September 5, 2013

Twitter Conjures Up a Hadoop-Storm Hybrid, Ponders IPO

Alex Woodie

This week, Twitter released to the open source community a new data platform called “Summingbird” that glues the batch-oriented processing of Hadoop with the real-time event processing of its own Storm framework. The release comes on the heels of a report about a possible initial public offering of stock for the San Francisco company.

Hadoop is great at combing through huge data sets in search of connections, but its batch orientation introduces sizable latencies into the equation that preclude webscale companies from using it for real-time big data jobs, such as Web search and trending datastreams.

This gave rise to other approaches at big data processing in real time, including the Storm framework that Twitter released in 2011, and which it uses for its “What’s Trending” stream.

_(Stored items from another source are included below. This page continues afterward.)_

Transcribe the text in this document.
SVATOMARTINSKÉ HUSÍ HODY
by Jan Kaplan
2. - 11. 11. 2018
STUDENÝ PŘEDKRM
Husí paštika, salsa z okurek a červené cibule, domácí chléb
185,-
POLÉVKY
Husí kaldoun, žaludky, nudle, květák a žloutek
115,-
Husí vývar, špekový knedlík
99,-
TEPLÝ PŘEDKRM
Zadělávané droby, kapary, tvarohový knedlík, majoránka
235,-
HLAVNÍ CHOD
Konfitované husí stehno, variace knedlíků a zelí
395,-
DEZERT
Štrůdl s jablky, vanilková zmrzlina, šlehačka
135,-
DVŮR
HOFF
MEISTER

As Twitter explains, Storm provides very quick processing of data at very low latencies, but does so by sacrificing the “lovely fault tolerant guarantees” of Hadoop.

Now, with the launch of Summingbird, Twitter says that organizations no longer must sacrifice accuracy for speed, or vice versa. By devising a way that meshes Hadoop and Storm into a single whole, organizations can alternatively use Storm for the short-term processing and Hadoop for deep data dives, without requiring the developer to devise kludgey hacks or maintaining time-consuming workarounds.

Twitter — which by the way is reportedly eyeing an IPO next year that could value the company as high as $15 billion — says that Summingbird’s hybrid model allows most data to be processed by Hadoop and served out of a read-only stores, such as ElephantDB or Manhattan.

“Only data that Hadoop hasn’t yet been able to process, data that falls within the latency window, would be served out of a datastore populated in realtime by Storm,” the company says in its blog. “The error of the realtime layer is bounded, as Hadoop will eventually get around to processing the same data and smoothing out any error introduced.”

Developers can use Summingbird to build aggregations in real-time, using Storm, or on Hadoop, explains Twitter’s Sam Ritchie in a June 20 post on Summingbird.

“When the programmer describes her job, that job can be run without change on Storm or Hadoop,” he writes. “Additionally, summingbird can manage merging realtime/online computations with offline batches so that small errors in real-time do not accumulate. Put another way, summingbird gives eventual consistency in a manner that is easy for the programmer to reason about.”

Webscale companies (the biggest among them being Twitter, Facebook, and Google, etc) are very aware of the need for both of these types of big data processing demands, and have already adapted by building systems, or collections of systems, to handle these workloads. The big advantage of Twitter’s approach with Summingbird is that it’s one system.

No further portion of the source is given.